В доме опрятно, уютно. Стены рушниками украшены. На полах — домотканые цветастые дорожки. Кровать высокая, с вышитым подзором. Подушки накидками накрыты.
«Та непогано вже жили до війни, хай вона сказиться, — продолжала молодица, заметив любопытство Елены. — Построились. Садочок посадили. А приїхали — ні кола ні двора не було. — Потом уже отвечала Елене: — Івась мій з Полтавщини. З Решетилівки. А я тутешня. Чули, село Добропілля? Комсомол на шахти молодь кликав. Тут і здибались. Відкатницею робила. А він — вибійником. Було як прийде в гуртожиток — усі дівчата тануть. Високий, чорнобривий. У смушковій шапці. Найкращі ж смушки чинять решетилівці... А ще й стахановець. Ще й газети про нього пишуть. Ходив, ходив до мене. «Давай, — каже, — Оксаночко, поберемось». Та й побрались. — Она расставила тарелки, нарезала хлеб, сказала: — Зараз діточок приведу. У сусідки вони граються».
И привела троих — мал-мала меньше. Встретила растерянный и восхищенный взгляд Елены, пояснила:
«Радість велика — дітлахи. Та не в цей скорботний час. Хто ж знав, що війна суне? От і залишились безбатченками. Був отой бронь у Івася. А він пішов боронити. У шахтарську дивізію. — И вздохнула. В глазах отразилась тревога. — Сідайте з нами вечеряти, — пригласила Елену. — Чим багаті, тим і раді».
Потом убирала со стола, укладывала детей. И все это проворно, ловко. Вслух рассуждала, словно хотела убедить Елену в своей правоте:
«Як ото люди за ці хати чіпляються! За ганчірки! Воно усе наживне. Тільки евакуація почнеться — кину все. Хай воно вогнем горить, як малих під загрозу ставити. Мені аби крихіток рідненьких врятувати. Живі будемо — відбудуємось».
Что могла сказать Елена? Физические и душевные страдания окончательно вымотали ее. Она уснула, едва коснувшись подушки. Но сон был неспокойный. Ее преследовали кошмарные видения. Пережитое за день продолжало беспокоить и ночью.

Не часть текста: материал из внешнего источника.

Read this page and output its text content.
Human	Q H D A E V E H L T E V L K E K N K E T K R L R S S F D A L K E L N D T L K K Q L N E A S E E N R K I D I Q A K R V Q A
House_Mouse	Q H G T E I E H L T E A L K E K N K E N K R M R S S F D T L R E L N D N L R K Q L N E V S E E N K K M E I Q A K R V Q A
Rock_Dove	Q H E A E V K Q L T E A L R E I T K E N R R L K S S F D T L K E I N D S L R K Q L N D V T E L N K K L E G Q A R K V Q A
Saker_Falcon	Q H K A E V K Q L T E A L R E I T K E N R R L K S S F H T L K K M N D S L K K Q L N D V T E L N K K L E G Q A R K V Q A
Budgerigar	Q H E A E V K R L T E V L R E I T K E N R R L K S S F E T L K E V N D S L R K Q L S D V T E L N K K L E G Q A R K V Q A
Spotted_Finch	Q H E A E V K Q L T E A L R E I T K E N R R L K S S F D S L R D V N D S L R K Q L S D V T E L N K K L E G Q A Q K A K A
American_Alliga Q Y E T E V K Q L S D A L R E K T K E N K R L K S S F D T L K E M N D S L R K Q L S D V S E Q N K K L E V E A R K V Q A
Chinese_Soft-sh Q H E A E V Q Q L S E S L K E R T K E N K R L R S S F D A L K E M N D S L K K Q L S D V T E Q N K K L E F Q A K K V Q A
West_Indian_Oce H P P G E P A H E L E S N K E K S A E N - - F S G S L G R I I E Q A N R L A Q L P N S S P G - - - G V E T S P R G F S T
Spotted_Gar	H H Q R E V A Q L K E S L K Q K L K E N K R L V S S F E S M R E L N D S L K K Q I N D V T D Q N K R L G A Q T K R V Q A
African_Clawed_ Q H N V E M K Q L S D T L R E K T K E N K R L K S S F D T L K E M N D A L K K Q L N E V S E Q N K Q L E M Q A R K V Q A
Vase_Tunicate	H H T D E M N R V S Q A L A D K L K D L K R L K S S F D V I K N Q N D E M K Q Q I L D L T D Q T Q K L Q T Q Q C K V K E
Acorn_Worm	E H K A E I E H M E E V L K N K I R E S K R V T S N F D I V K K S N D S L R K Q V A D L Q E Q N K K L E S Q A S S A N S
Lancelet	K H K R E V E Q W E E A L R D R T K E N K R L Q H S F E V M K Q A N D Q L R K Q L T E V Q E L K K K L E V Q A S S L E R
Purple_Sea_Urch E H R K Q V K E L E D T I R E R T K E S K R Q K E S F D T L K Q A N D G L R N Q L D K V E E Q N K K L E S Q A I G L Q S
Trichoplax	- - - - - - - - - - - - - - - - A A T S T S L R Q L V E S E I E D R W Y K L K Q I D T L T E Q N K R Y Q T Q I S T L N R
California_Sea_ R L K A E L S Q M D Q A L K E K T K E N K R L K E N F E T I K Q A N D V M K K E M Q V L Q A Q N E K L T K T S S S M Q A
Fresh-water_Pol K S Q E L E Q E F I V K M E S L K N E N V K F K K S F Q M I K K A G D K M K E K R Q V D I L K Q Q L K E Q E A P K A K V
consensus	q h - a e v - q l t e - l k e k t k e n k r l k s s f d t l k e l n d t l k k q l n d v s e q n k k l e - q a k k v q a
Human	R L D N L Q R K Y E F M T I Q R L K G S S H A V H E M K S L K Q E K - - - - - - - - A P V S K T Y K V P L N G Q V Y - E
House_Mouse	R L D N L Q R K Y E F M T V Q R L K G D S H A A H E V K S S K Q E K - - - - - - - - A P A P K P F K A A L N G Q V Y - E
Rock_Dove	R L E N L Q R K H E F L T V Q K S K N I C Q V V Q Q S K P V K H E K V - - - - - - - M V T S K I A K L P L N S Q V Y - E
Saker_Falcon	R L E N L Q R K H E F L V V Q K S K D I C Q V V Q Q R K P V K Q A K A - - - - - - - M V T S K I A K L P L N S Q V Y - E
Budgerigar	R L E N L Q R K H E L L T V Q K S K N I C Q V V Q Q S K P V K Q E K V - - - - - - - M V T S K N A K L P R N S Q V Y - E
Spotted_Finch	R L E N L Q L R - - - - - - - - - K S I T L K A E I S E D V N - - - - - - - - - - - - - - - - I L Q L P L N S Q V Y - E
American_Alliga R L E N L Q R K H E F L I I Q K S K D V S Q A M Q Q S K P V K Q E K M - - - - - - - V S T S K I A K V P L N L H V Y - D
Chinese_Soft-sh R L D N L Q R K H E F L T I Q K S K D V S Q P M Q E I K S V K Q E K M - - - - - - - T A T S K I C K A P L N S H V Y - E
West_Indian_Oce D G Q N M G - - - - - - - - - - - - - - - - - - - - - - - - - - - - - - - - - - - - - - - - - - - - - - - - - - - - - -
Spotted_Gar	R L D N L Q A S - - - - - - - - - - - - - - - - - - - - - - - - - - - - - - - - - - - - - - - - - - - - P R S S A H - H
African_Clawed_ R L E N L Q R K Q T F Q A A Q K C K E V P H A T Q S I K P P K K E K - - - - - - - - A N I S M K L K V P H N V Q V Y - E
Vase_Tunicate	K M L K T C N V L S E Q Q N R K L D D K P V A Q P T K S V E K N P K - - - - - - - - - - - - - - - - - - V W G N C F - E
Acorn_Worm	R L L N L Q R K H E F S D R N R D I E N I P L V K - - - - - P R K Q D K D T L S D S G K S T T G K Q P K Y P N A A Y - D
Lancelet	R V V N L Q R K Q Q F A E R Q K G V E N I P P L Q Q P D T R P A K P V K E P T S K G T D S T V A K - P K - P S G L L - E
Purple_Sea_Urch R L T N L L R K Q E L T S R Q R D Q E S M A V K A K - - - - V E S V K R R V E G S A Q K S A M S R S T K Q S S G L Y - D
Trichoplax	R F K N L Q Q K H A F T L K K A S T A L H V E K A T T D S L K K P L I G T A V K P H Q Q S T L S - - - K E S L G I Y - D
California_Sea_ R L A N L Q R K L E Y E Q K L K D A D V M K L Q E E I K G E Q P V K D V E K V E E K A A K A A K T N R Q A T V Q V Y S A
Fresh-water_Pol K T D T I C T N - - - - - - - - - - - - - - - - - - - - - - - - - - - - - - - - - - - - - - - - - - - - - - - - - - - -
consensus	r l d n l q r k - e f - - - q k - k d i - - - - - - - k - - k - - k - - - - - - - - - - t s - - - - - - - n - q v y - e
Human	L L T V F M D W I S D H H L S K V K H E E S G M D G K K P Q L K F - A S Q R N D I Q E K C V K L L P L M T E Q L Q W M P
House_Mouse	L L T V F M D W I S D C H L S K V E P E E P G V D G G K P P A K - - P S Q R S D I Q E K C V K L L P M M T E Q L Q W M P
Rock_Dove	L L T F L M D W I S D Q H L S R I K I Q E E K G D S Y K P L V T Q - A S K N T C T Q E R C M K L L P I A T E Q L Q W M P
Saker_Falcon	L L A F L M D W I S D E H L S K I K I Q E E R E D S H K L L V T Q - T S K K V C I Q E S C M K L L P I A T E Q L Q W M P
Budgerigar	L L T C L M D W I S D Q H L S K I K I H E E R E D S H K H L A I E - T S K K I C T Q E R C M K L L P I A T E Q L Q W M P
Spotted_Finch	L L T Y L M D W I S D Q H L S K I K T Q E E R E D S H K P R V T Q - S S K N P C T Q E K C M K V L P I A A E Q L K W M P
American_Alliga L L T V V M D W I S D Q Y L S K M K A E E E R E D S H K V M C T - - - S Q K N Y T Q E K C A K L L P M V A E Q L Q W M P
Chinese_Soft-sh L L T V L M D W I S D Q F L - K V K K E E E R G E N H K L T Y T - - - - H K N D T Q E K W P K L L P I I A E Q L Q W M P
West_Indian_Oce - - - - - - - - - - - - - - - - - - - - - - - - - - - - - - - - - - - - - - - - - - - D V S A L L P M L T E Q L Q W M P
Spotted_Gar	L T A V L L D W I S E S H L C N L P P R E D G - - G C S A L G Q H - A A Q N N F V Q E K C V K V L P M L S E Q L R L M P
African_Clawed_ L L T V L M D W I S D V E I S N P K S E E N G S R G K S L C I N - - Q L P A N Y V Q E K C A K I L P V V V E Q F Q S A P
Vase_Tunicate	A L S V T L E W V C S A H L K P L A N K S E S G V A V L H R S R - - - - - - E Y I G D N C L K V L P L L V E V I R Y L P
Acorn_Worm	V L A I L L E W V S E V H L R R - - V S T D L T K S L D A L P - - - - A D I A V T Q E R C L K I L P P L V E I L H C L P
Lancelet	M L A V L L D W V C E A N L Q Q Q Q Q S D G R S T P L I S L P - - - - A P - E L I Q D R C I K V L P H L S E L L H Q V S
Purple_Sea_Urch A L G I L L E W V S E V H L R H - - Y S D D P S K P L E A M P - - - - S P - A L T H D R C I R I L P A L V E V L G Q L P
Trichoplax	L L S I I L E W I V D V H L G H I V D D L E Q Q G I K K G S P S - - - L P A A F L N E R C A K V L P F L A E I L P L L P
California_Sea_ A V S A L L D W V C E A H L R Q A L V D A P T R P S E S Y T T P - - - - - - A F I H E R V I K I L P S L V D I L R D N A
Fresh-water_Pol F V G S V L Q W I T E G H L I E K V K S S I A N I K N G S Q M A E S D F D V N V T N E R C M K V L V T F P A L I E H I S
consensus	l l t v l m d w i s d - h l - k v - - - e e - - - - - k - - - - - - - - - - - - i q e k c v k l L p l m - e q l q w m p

Спал дом. Спал городок, не ведая о том, как близка опасность. В полночь госпиталь подняли по тревоге. Пришло несколько машин. Они не могли забрать всех. Выносили тяжело раненых. Те, кто мог передвигаться, сами потянулись к околице.
Для многих эта ночь была последней в жизни. Фашистский десант уже готовился к броску. Взвыли мины. Их резкие разрывы вспороли тишину ночи. Почти одновременно со всех сторон затрещали пулеметы, автоматы.